While still in the "red herring" phase, Janus said in preliminary prospectuses filed with the Securities and Exchange Commission that it expects to offer A shares and R shares, beginning Sept. 30. Class A equity fund shares will carry an estimated upfront sales commission of 5.75% with an opportunity for breakpoint discounts that could bring the front-end load as low as 2%, Janus said. The R shares will be reserved mainly for 401(k) plans and will carry an ongoing annual expense of roughly 1.45%, which includes administrative costs and a 12b-1 fee that inevitably goes to the broker.
"It's really about Janus offering appropriately priced options for investors who want to use a broker or other financial intermediary," a Janus spokesperson told Money Management Executive. "We're still very much committed to the direct no-load business. From our perspective, we're looking at how our shareholders want to do business with Janus." The new share classes are being added to the firm's existing Advisor Series lineup, which has been offered through brokers since 2000.
With its latest initiative, Janus follows the trend that has emerged in recent years of firms migrating from strictly direct-sold products to selling products through third parties and distributors. Strong Financial recently purchased by Wells Fargo, shifted toward the broker/dealer channel to gain critical mass. Oakmark Investments and Dodge & Cox switched to the fund supermarkets and have enjoyed success. "Most firms that have switched to the broker-sold channel definitely have positive flows," Price said.

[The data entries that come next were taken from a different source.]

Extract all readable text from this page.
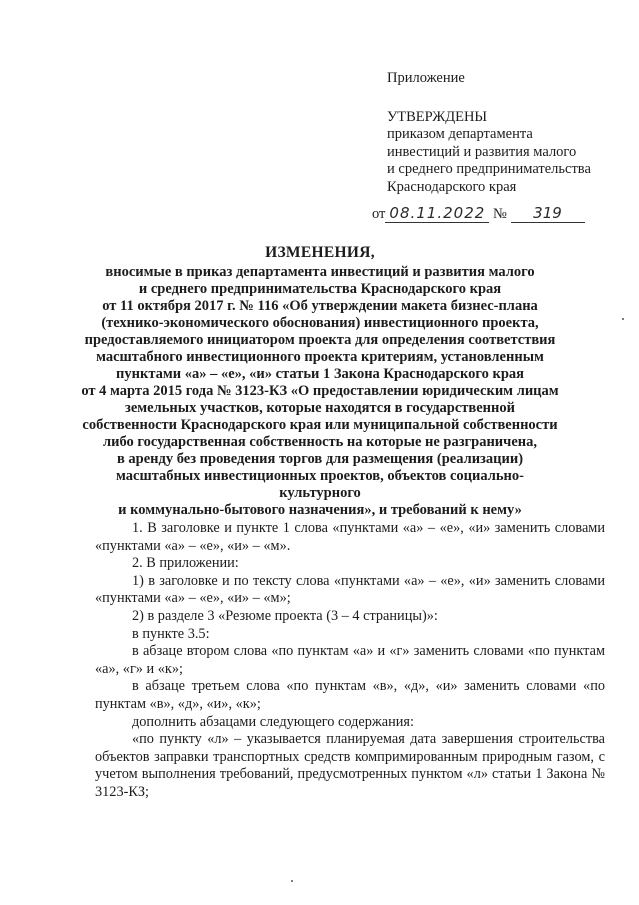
Приложение
УТВЕРЖДЕНЫ
приказом департамента
инвестиций и развития малого
и среднего предпринимательства
Краснодарского края
от 08.11.2022 № 319
ИЗМЕНЕНИЯ,
вносимые в приказ департамента инвестиций и развития малого
и среднего предпринимательства Краснодарского края
от 11 октября 2017 г. № 116 «Об утверждении макета бизнес-плана
(технико-экономического обоснования) инвестиционного проекта,
предоставляемого инициатором проекта для определения соответствия
масштабного инвестиционного проекта критериям, установленным
пунктами «а» – «е», «и» статьи 1 Закона Краснодарского края
от 4 марта 2015 года № 3123-КЗ «О предоставлении юридическим лицам
земельных участков, которые находятся в государственной
собственности Краснодарского края или муниципальной собственности
либо государственная собственность на которые не разграничена,
в аренду без проведения торгов для размещения (реализации)
масштабных инвестиционных проектов, объектов социально-культурного
и коммунально-бытового назначения», и требований к нему»

1. В заголовке и пункте 1 слова «пунктами «а» – «е», «и» заменить словами «пунктами «а» – «е», «и» – «м».

2. В приложении:

1) в заголовке и по тексту слова «пунктами «а» – «е», «и» заменить словами «пунктами «а» – «е», «и» – «м»;

2) в разделе 3 «Резюме проекта (3 – 4 страницы)»:

в пункте 3.5:

в абзаце втором слова «по пунктам «а» и «г» заменить словами «по пунктам «а», «г» и «к»;

в абзаце третьем слова «по пунктам «в», «д», «и» заменить словами «по пунктам «в», «д», «и», «к»;

дополнить абзацами следующего содержания:

«по пункту «л» – указывается планируемая дата завершения строительства объектов заправки транспортных средств компримированным природным газом, с учетом выполнения требований, предусмотренных пунктом «л» статьи 1 Закона № 3123-КЗ;
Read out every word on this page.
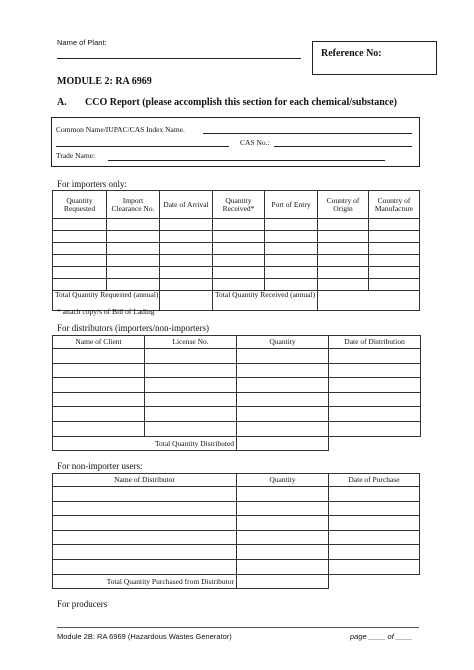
Name of Plant:
Reference No:
MODULE 2: RA 6969
A. CCO Report (please accomplish this section for each chemical/substance)
Common Name/IUPAC/CAS Index Name.
CAS No.:
Trade Name:
For importers only:
Quantity Requested	Import Clearance No.	Date of Arrival	Quantity Received*	Port of Entry	Country of Origin	Country of Manufacture

Total Quantity Requested (annual)			Total Quantity Received (annual)			
* attach copy/s of Bill of Lading
For distributors (importers/non-importers)
Name of Client	License No.	Quantity	Date of Distribution

Total Quantity Distributed			
For non-importer users:
Name of Distributor	Quantity	Date of Purchase

Total Quantity Purchased from Distributor		
For producers
Module 2B: RA 6969 (Hazardous Wastes Generator)	page ____ of ____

The harsh lessons of the tech bubble have had a significant impact on asset managers in that they have come to the realization that they cannot pin their hopes of selling mutual funds to soaring stock prices. In the same respect, more and more investors are looking for help from professionals after seeing their retirement savings wiped out by a colossal collapse of the stock market. "The number of direct do-it-yourself investors is declining," Price said. "More investors would like help from a financial consultant or broker."
The current regulatory landscape may also play a factor, as the SEC is examining ways to improve transparency and eliminate conflicts of interest from the fee structure employed by mutual funds. For example, rule 12b-1, originally intended to defray marketing costs to help funds achieve economies of scale, has been used as an extra incentive for brokers to pitch certain funds. Although Janus denied that rule 12b-1 factored into its decision, some industry professionals believe it may have been a pre-emptive strike ahead of further SEC regulations. "Rule 12b-1 is going to get revised, making it less of an option for fund companies to use it to pay for distribution," Price said.
As for Janus, it will be tough to shake the bad reputation it has earned in recent years. In the end, it comes down to performance. "That's their challenge," Lee said. "It's going to take a lot of blocking and tackling, but if performance over time is good, eventually [the scandal] will recede into the background." The average Janus equity fund has posted a 13% return in the one-year period ended Aug. 11.